No creo necesario detenerme a explicar por qué estos mecanismos de defensa -tanto normales como patológicos- no alcanzan a satisfacer la necesidad de límites creada por un crecimiento que continúa produciéndose con un ritmo incontrolable. Pero sí es oportuno recalcar que la insuficiencia de tales defensas vuelve imprescindible que el adolescente halle, por lo menos simbólicamente, la deseada contención: quiero decir que no le queda otro camino que buscar la puesta de límites por parte del medio, y especialmente de los padres. He aquí una de las razones de una rebeldía manifestada en sucesivas transgresiones en muchos momentos incomprensible para los demás.
 
La rebeldía, como comprobamos a medida que analizamos sus motivaciones, se va alejando cada vez más de la búsqueda de una autonomía real. Todavía queda una nueva razón para ello, y es el colorido que le brinda otra necesidad del adolescente. Como ya quedó dicho en un apartado anterior, el joven se ve impulsado a tomar distancia de objetos que la reactivación edípica ha vuelto incestuosos. De manera que va alejándose de la vida hogareña, refugiándose en su dormitorio para leer o escuchar música, en el baño, frente al televisor o la computadora, en otras casas -en las que termina admirando modalidades de vida que no siempre difieren de las de la propia tanto como él cree percibir-. En ocasiones el alejamiento es más radical y el refugio son clubes, plazas, locales de videojuegos, casas de comidas rápidas, y en un pasado muy reciente, estaciones de servicio con bar.
 
En general, y tal como lo describiera Anna Freud, la carga agresiva no tiene la misma intensidad hacia ambos progenitores.

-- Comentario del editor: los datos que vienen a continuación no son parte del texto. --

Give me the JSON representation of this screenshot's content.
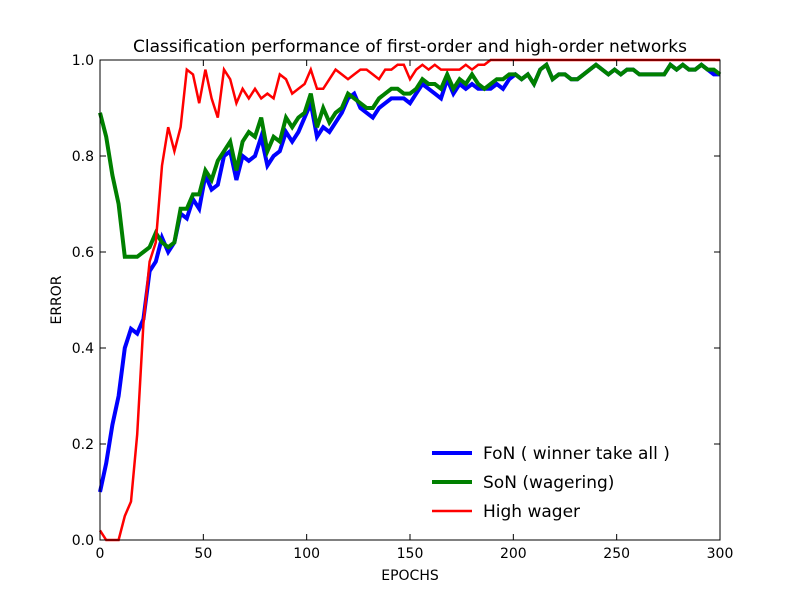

Parecería que frecuentemente el joven busca mantener un puerto de resguardo, conservando una mejor relación con unos de ellos. Se sostiene esta situación -con evidente e inconsciente complicidad parental - por medio de actuaciones transgresoras que fatalmente terminan produciendo un enfrentamieto entre el padre y la madre. Aquel que sufre más directa o más constantemente los embates de la rebeldía, o el que, por su personalidad se muestra más rígido ante tales transgresiones, termina viendo al otro como excesivamente permisivo y genera una hostilidad hacia el adolescente, que en parte se alimenta también de la envidia subyacente. Por otro lado dicha envidia en uno de los progenitores se viene a sumar a la que es consecuencia de comprobar que el hijo y el otro cónyuge constituyen una alianza de la que se siente excluido. El
aliado, con su ego satisfecho tanto por la predilección del joven como por el éxito de sus intervenciones, y relativamente condicionado por el rol de
proadolescente que le han atribuido, empieza a ver a su consorte como excesivamente severo e incomprensivo. En síntesis, se estructuran dos bandos que, en ciertos casos, resulta bastante difícil desarticular.
 
Si los fenómenos que venimos de describir no se extreman, ni se vuelven rígidos y reiterativos, y si la barrera intergeneracional queda más o menos intacta, es decir, si se siguen cumpliendo las pautas jerárquicas mínimas, el conflicto entre padres e hijos termina contribuyendo al crecimiento tanto de adolescente como del grupo familiar.